By now there are many people out there helping others to cope with, and mitigate, information overload. Some, like me in my previous career as an Intel Principal Engineer, do it because it’s their job and helps their employer. Others, like me in my current consulting career, do it to help our clients. Either way, it’s always been my passion, but you could argue that it’s also a living, and that’s true: we get paid to apply our knowledge and skills on behalf of the companies we help out.

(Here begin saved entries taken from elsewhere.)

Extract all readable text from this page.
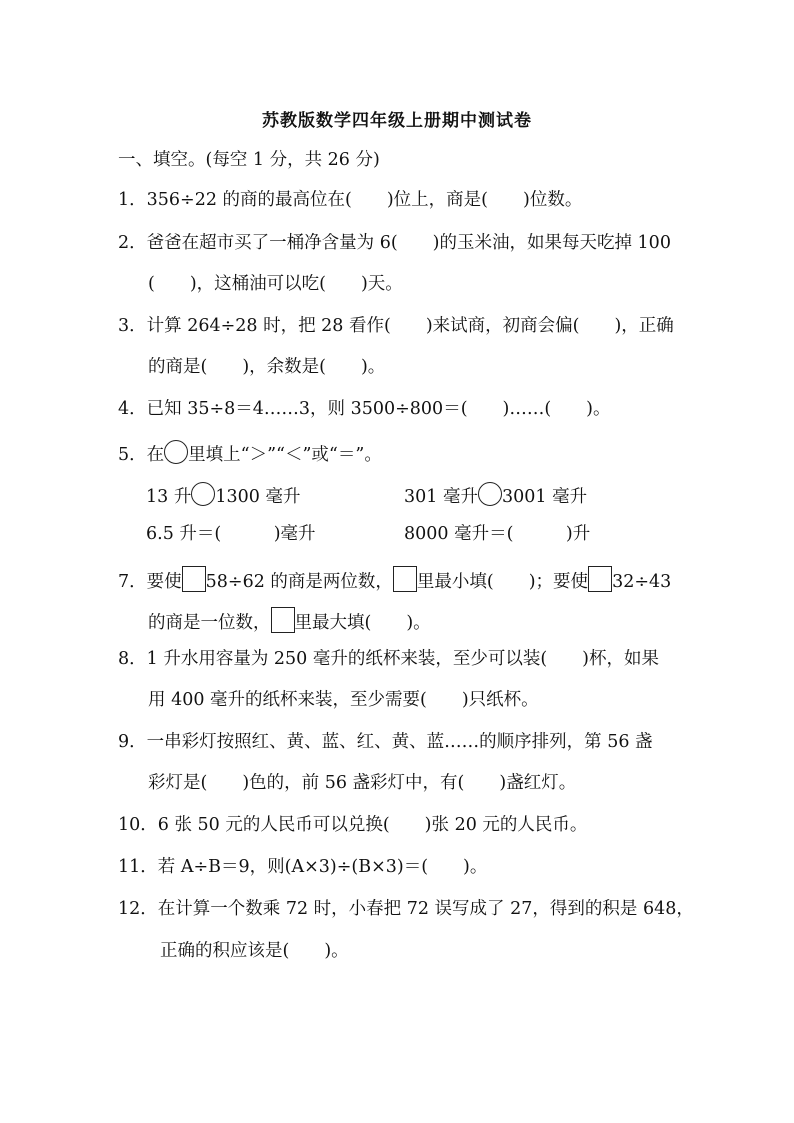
苏教版数学四年级上册期中测试卷
一、填空。(每空 1 分，共 26 分)
1．356÷22 的商的最高位在(　　)位上，商是(　　)位数。
2．爸爸在超市买了一桶净含量为 6(　　)的玉米油，如果每天吃掉 100
(　　)，这桶油可以吃(　　)天。
3．计算 264÷28 时，把 28 看作(　　)来试商，初商会偏(　　)，正确
的商是(　　)，余数是(　　)。
4．已知 35÷8＝4……3，则 3500÷800＝(　　)……(　　)。
5．在 里填上“＞”“＜”或“＝”。
13 升 1300 毫升	301 毫升 3001 毫升
6.5 升＝(　　　)毫升	8000 毫升＝(　　　)升
7．要使 58÷62 的商是两位数， 里最小填(　　)；要使 32÷43
的商是一位数， 里最大填(　　)。
8．1 升水用容量为 250 毫升的纸杯来装，至少可以装(　　)杯，如果
用 400 毫升的纸杯来装，至少需要(　　)只纸杯。
9．一串彩灯按照红、黄、蓝、红、黄、蓝……的顺序排列，第 56 盏
彩灯是(　　)色的，前 56 盏彩灯中，有(　　)盏红灯。
10．6 张 50 元的人民币可以兑换(　　)张 20 元的人民币。
11．若 A÷B＝9，则(A×3)÷(B×3)＝(　　)。
12．在计算一个数乘 72 时，小春把 72 误写成了 27，得到的积是 648，
正确的积应该是(　　)。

But there is a third type of people who act against the flood of information, and they aren’t paid to do so. I ran into one of them recently at a large Fortune 500. This guy contacted me and asked to discuss my views of email overload; of course I was happy to do so. It turned out, he told me over a cup of coffee, that he’s organizing and delivering lectures on IO that he’s developed himself, to groups of employees all over his company. It wasn’t part of his job, and he did it above his ordinary day job; indeed, given the way people are fully loaded, it probably came at the expense of his meager free time. But he was passionate about freeing his coworkers from the weight of all those countless messages of dubious value, and he went about it with great enthusiasm. He was making a difference.
What this guy was, of course, is a Grassroots Change Agent. Being a change agent is hard enough when you’re a senior engineer with the support of your management; doing it by yourself from below is outright daunting. It is also invaluable; this guy, and the other heroes like him throughout the business world, have my admiration and respect!